Sony appears to have sacrificed price for quality and features. I'll take Sony.
What identifies you as niche buyer. And mass market companies do not care about niche buyers. (Even Sony.)
People see price first - but experience quality only later. That's why it is important to balance the both. If entry price is too high, provided there is competition, many wouldn't bother to even try. But once people bought a console, natural instinct of buyer to protect investments would actually smooth the negative perception of most quality problems.
In other words, in mass market, low quality is forgivable, high price isn't.
P.S. Just recall how Dell improved quality of their PCs. It's not that it improved anything, but they have people standing by with spare replacement parts. Quality is the same usual crap. But if it breaks, they simply replace it - real fast. And perception of Dell's quality really soared in past years.
Finally, several months after the loss in elections, Sarah Palin let the steam out.......
Its just shitty hardware Q&A from the same company that excels in bad quality software.

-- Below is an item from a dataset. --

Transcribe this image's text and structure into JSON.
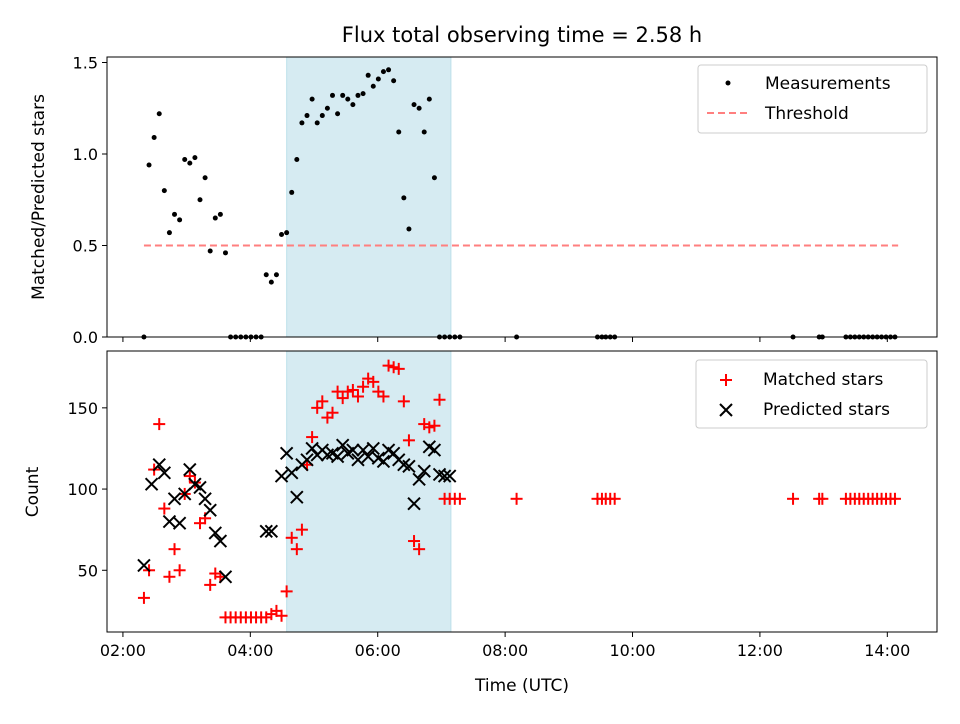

You are - as most people on /. - are totally wrong about it.
Quality is a metric. Product has to balance quality vs. features vs. price.
N.B. Network people I'm sure can already recognize the famous "fast, cheap, secure: pick any two" pattern.
M$ as business has to balance all the three to make the product not too expensive (== cut features and quality); stable enough (== fewer better tested featured) and feature-full.
While feature set and price often are predefined (e.g. in case of Xbox360) quality remains only metric business can use to regulate development/etc costs.
In the end: Yes, M$ has shitty hardware Q&A. But it's "as designed". Otherwise, Xbox360 might have cost only few chips less than PS3. It's cheaper (RRoD fiasco was really exceptional) to deal with quality issues later, than introducing delays into initial phases of development/promotion of new product.